Reposterías como Épicerie Boulud, en Nueva York; G’eclair, en Washington; Eclair by Garuharu, en Seúl; Maison de l'éclair en Sídney, o L'Eclair de Genie en París y Tokyo se han dado a la tarea de crear nuevas versiones del bocadillo combinando todo tipo de ingredientes: moras, anís, nueces, mango, en incluso espinacas, salmón ahumado, queso de cabra y tocino, despertando el interés de los comensales por esta especie de híbrido culinario.

La fascinación por este postre ha sido tal, que en junio del 2014 los hoteles Le Meridien comenzaron el proyecto “Éclair Diaries” en colaboración con el reconocido repostero Johnny Iuzzini, quien a lo largo de los últimos 10 meses se ha dado a la tarea de viajar por varios destinos turísticos en búsqueda de inspiración e ingredientes novedosos para la creación de 8 nuevas recetas de éclairs, pastelillos que se han convertido en el sello culinario de la cadena hotelera.
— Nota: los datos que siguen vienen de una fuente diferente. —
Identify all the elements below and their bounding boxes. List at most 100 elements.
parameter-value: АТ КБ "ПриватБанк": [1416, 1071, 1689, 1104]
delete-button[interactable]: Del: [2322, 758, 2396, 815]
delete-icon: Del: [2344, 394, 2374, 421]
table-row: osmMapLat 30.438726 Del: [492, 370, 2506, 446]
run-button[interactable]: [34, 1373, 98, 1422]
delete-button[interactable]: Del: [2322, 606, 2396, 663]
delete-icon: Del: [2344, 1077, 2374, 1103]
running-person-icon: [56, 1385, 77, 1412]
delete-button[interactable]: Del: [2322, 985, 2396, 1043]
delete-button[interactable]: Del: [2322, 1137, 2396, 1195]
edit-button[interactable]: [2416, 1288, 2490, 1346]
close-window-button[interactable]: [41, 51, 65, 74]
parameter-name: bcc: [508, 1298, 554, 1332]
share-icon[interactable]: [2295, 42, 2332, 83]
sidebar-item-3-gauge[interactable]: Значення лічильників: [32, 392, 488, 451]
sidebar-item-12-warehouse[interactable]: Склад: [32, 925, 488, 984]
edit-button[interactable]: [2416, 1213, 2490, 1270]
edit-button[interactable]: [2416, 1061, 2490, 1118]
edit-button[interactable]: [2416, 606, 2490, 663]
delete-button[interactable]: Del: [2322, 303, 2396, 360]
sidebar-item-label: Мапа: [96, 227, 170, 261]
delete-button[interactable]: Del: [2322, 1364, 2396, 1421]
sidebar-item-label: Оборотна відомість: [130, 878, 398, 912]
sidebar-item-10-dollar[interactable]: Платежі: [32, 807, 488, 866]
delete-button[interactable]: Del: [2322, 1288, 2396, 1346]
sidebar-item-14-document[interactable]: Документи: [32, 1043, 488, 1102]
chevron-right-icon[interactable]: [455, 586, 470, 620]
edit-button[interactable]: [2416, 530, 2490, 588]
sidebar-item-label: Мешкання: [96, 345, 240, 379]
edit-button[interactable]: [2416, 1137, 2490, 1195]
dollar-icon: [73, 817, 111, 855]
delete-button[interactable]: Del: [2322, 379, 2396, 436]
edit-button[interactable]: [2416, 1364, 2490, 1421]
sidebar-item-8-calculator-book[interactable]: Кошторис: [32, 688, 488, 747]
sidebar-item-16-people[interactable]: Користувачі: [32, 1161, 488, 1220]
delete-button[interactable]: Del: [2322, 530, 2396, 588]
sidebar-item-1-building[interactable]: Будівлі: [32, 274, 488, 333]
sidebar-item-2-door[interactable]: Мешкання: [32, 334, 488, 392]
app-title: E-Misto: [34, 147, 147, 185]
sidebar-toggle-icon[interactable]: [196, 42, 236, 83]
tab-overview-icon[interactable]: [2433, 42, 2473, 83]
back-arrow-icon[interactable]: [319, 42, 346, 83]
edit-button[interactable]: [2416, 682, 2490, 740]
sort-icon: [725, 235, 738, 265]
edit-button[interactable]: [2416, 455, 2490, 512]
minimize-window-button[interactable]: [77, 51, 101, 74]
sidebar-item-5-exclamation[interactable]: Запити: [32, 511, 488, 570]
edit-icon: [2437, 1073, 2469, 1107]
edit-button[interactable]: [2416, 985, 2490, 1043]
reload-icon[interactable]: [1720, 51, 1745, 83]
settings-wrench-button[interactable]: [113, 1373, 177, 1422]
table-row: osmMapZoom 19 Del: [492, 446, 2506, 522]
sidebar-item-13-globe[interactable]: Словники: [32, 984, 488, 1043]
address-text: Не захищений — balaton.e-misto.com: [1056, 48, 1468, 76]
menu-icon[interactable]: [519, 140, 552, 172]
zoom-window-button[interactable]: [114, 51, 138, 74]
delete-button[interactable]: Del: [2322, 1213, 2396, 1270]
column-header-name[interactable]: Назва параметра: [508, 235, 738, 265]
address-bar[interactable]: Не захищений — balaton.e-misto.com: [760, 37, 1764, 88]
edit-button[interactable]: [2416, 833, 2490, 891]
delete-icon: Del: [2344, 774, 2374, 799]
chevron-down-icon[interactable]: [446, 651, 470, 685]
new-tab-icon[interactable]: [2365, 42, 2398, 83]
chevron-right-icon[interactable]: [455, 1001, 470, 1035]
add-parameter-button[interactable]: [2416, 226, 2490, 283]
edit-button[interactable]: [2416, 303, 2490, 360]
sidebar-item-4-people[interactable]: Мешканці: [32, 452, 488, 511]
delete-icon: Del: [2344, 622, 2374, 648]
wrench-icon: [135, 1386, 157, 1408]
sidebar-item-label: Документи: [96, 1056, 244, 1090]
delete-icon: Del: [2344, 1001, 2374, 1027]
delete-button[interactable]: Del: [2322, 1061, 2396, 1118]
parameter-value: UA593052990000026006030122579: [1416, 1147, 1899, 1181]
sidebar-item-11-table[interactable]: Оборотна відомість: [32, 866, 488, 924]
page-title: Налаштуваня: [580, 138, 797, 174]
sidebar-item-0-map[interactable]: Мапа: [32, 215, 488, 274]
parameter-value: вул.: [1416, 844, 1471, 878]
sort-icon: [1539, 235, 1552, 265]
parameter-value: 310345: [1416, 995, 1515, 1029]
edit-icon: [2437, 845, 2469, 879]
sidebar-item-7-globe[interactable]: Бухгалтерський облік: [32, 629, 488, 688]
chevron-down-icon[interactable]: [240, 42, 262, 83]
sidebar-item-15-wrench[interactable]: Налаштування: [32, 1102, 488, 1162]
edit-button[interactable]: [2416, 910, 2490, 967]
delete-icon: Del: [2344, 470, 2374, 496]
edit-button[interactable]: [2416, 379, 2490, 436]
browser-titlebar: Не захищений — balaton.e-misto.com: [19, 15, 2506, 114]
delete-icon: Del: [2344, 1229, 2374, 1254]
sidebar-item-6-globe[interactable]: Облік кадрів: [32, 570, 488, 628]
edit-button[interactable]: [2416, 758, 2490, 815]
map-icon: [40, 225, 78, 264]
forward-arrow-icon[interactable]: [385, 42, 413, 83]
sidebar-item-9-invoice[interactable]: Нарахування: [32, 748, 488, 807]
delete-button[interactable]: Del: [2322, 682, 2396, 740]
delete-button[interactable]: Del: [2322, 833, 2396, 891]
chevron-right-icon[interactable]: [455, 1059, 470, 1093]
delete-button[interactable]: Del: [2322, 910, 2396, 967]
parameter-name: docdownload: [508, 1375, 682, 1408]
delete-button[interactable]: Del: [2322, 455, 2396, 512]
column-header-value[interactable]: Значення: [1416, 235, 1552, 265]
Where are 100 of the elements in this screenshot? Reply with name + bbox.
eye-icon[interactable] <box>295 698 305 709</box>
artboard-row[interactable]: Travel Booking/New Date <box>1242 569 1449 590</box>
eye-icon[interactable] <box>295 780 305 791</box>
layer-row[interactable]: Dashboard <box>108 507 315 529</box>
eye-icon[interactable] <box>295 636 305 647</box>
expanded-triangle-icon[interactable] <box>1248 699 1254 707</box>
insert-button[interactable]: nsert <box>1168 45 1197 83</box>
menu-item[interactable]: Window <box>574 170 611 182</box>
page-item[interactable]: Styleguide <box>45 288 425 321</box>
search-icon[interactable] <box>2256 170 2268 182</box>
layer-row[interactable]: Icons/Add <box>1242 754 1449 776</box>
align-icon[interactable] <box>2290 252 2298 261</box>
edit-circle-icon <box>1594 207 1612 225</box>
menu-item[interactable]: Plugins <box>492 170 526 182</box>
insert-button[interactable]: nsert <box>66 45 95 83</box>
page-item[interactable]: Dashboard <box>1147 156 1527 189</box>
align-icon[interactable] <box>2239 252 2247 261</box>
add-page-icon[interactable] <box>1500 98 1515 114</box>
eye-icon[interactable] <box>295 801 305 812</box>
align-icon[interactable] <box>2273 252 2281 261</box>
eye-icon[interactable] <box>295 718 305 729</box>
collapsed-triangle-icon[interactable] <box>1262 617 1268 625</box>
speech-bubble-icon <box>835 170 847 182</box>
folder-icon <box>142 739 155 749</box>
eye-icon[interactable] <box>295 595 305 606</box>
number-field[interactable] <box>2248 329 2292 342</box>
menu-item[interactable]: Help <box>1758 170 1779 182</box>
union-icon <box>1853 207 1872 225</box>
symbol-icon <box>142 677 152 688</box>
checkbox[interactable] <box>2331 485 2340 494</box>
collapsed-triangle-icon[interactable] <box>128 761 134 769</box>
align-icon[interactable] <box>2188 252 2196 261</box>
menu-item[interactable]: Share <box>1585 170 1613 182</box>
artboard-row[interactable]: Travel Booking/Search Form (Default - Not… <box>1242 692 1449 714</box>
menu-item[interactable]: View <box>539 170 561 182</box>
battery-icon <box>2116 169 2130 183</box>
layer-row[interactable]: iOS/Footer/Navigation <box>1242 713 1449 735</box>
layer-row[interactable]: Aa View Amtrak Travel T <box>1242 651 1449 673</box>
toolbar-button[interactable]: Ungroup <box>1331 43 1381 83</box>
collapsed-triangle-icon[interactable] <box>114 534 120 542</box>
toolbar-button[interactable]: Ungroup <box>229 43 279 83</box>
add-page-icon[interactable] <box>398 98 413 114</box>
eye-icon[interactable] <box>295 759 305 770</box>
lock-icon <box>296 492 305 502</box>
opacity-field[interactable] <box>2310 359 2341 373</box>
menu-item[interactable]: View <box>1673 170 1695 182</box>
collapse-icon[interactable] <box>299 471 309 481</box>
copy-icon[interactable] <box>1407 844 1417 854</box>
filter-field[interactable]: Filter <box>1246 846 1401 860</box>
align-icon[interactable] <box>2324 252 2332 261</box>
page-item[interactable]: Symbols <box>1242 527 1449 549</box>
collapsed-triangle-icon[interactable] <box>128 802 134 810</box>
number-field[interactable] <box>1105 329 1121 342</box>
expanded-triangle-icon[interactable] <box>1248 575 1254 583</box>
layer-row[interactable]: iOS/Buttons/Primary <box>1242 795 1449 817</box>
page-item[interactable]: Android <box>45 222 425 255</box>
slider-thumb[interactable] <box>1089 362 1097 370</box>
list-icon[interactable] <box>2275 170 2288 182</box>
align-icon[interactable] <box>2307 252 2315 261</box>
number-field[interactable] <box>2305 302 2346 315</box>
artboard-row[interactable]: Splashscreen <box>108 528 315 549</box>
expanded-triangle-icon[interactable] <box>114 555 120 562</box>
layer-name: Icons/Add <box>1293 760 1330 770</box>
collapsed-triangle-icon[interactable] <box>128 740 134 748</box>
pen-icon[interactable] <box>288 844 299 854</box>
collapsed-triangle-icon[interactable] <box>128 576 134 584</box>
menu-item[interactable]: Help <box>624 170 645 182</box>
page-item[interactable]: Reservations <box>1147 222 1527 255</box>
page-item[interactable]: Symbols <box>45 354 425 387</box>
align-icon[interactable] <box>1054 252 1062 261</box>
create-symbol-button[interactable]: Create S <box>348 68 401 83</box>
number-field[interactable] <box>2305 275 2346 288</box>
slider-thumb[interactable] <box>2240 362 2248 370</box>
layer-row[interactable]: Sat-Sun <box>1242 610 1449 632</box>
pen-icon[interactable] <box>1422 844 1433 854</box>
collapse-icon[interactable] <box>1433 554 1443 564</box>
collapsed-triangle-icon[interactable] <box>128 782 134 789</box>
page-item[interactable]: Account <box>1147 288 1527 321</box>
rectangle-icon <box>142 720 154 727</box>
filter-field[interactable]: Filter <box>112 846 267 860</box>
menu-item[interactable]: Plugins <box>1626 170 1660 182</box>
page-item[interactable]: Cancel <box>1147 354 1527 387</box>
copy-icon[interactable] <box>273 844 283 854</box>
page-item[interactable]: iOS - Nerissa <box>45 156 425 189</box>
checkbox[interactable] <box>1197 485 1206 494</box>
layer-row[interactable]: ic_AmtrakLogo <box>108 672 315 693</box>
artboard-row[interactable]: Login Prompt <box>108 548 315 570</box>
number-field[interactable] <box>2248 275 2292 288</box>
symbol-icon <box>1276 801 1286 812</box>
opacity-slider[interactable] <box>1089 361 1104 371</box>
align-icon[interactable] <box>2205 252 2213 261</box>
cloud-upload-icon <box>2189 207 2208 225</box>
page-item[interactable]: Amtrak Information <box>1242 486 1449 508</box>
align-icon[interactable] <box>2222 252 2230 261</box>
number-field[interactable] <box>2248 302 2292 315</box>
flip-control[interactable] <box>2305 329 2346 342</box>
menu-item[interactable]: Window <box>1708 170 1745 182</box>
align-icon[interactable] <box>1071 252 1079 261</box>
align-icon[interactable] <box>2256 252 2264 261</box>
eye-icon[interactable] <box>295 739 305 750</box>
De acuerdo con Iuzzini, en una entrevista reciente con el periódico de Indianapolis “Indy Star”, la maravilla del éclair recae en que “es un lienzo en blanco que permite a su creador tener absoluto control creativo”, además “cuando se hace correctamente, es una combinación de maravillosas texturas y sabores”.

Para creerlo, habrá que probarlo, así que la próxima vez que alguien salga de la repostería con una caja de macarons mírelo con desdén y dígale con su mejor acento francés “Désolé, les macarons ne sont plus à la mode” al tiempo que le da una suculenta mordida a su éclair.